As it turns out, this is a very challenging task for both corvids (a family of birds that includes crows, ravens, jays, and rooks) and children. Children ages 7 to 10 were able to learn the rules, as Lucy Cheke and colleagues at the University of Cambridge discovered in 2012. It may have taken a couple of tries to figure out how it worked, Logan notes, but the children consistently put the stones into the correct tube and got the reward (in this case, a token they exchanged for stickers).
Children ages 4 to 6, however, were unable to work out the process. “They put the stones randomly into either tube and weren’t getting the token consistently,” she says.
Recently, Jelbert and colleagues from the University of Auckland put the New Caledonian crows to the test using the same apparatus the children did. The crows failed.
Good work, Kitty
So Logan and her team modified the apparatus, expanding the distance between the beakers. And Kitty, a six-month-old juvenile, figured it out.
“We don’t know how she passed it or what she understands about the task,” Logan says, “so we don’t know if the same cognitive processes or decisions are happening as with the children, but we now have evidence that they can. It’s possible for the birds to pass it.

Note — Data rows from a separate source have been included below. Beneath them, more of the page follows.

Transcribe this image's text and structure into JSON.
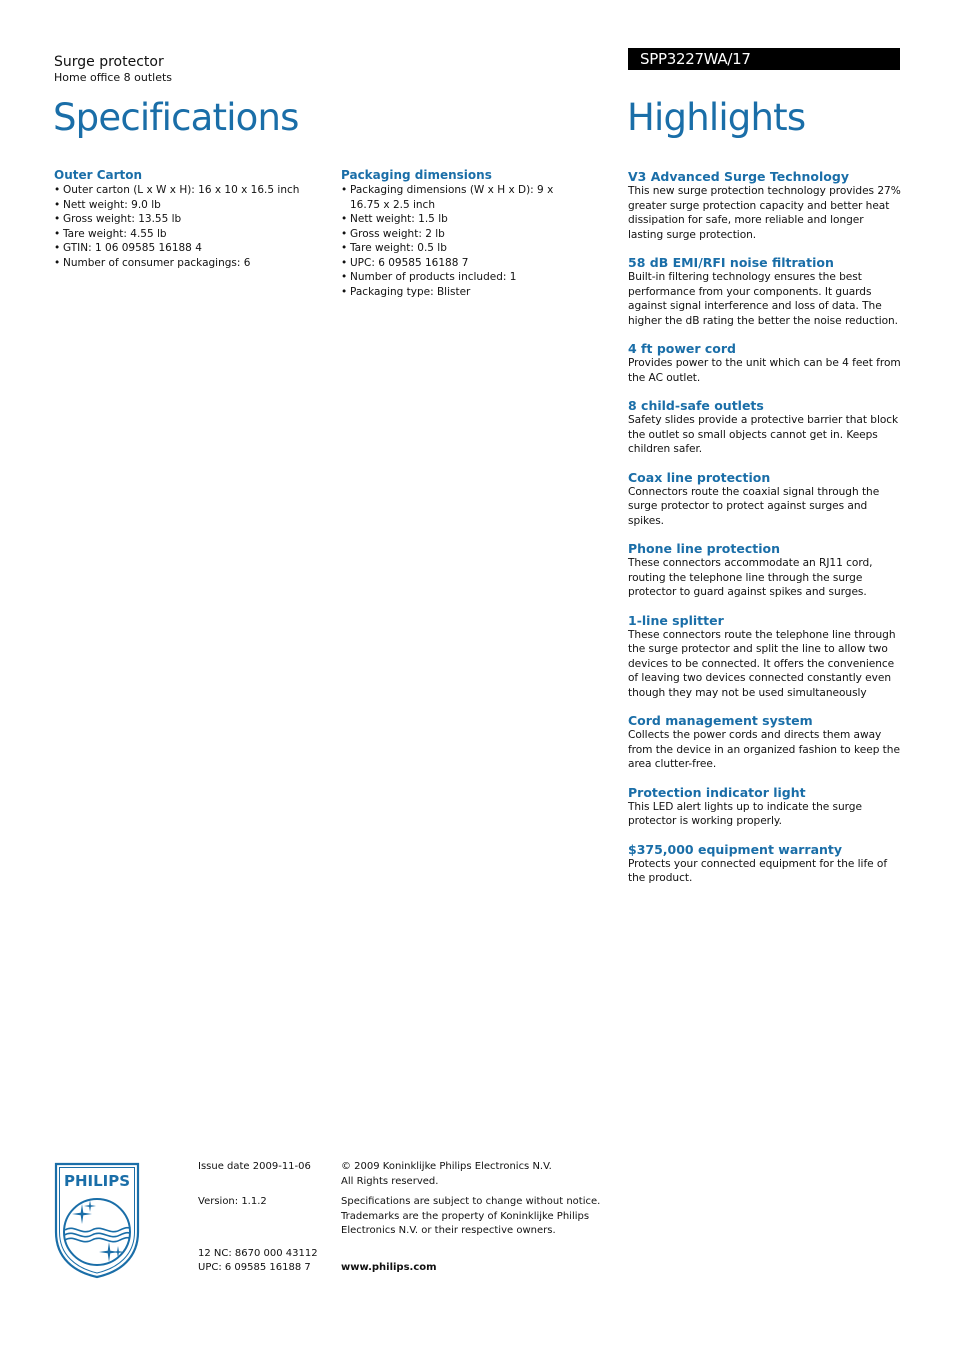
{
  "header": {
    "product_title": "Surge protector",
    "product_subtitle": "Home office 8 outlets",
    "model_number": "SPP3227WA/17",
    "specifications_heading": "Specifications",
    "highlights_heading": "Highlights"
  },
  "colors": {
    "accent_blue": "#1a6ea8",
    "model_bar_bg": "#000000",
    "model_bar_text": "#ffffff"
  },
  "specifications": {
    "outer_carton": {
      "title": "Outer Carton",
      "items": [
        "Outer carton (L x W x H): 16 x 10 x 16.5 inch",
        "Nett weight: 9.0 lb",
        "Gross weight: 13.55 lb",
        "Tare weight: 4.55 lb",
        "GTIN: 1 06 09585 16188 4",
        "Number of consumer packagings: 6"
      ]
    },
    "packaging_dimensions": {
      "title": "Packaging dimensions",
      "items": [
        "Packaging dimensions (W x H x D): 9 x 16.75 x 2.5 inch",
        "Nett weight: 1.5 lb",
        "Gross weight: 2 lb",
        "Tare weight: 0.5 lb",
        "UPC: 6 09585 16188 7",
        "Number of products included: 1",
        "Packaging type: Blister"
      ]
    }
  },
  "highlights": [
    {
      "title": "V3 Advanced Surge Technology",
      "description": "This new surge protection technology provides 27% greater surge protection capacity and better heat dissipation for safe, more reliable and longer lasting surge protection."
    },
    {
      "title": "58 dB EMI/RFI noise filtration",
      "description": "Built-in filtering technology ensures the best performance from your components. It guards against signal interference and loss of data. The higher the dB rating the better the noise reduction."
    },
    {
      "title": "4 ft power cord",
      "description": "Provides power to the unit which can be 4 feet from the AC outlet."
    },
    {
      "title": "8 child-safe outlets",
      "description": "Safety slides provide a protective barrier that block the outlet so small objects cannot get in. Keeps children safer."
    },
    {
      "title": "Coax line protection",
      "description": "Connectors route the coaxial signal through the surge protector to protect against surges and spikes."
    },
    {
      "title": "Phone line protection",
      "description": "These connectors accommodate an RJ11 cord, routing the telephone line through the surge protector to guard against spikes and surges."
    },
    {
      "title": "1-line splitter",
      "description": "These connectors route the telephone line through the surge protector and split the line to allow two devices to be connected. It offers the convenience of leaving two devices connected constantly even though they may not be used simultaneously"
    },
    {
      "title": "Cord management system",
      "description": "Collects the power cords and directs them away from the device in an organized fashion to keep the area clutter-free."
    },
    {
      "title": "Protection indicator light",
      "description": "This LED alert lights up to indicate the surge protector is working properly."
    },
    {
      "title": "$375,000 equipment warranty",
      "description": "Protects your connected equipment for the life of the product."
    }
  ],
  "footer": {
    "logo_text": "PHILIPS",
    "issue_date": "Issue date 2009-11-06",
    "version": "Version: 1.1.2",
    "nc": "12 NC: 8670 000 43112",
    "upc": "UPC: 6 09585 16188 7",
    "copyright_line1": "© 2009 Koninklijke Philips Electronics N.V.",
    "copyright_line2": "All Rights reserved.",
    "disclaimer": "Specifications are subject to change without notice. Trademarks are the property of Koninklijke Philips Electronics N.V. or their respective owners.",
    "website": "www.philips.com"
  }
}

“What we do know is that one crow behaved like the older children, which allows us to explore how they solve this task in future experiments,” she continues. Research on causal cognition using the water displacement paradigm is only beginning to get at what these crows know about solving problems. This series of experiments shows that modifying previous experiments is useful for gaining a deeper understanding.
The research on the crows is part of a larger project Logan is working on to compare the cognitive powers of crows with those of grackles.
“So far, no smaller-brained species have been tested with the tests we use on the crows, and grackles are smaller-brained,” she says. “But they’re really innovative. So they may have a reason to pay attention to causal information like this.”
The next research phase will begin next month, after the grackles’ breeding season ends and they are ready to participate.
The National Geographic Society/Waitt Grants Program supported the work.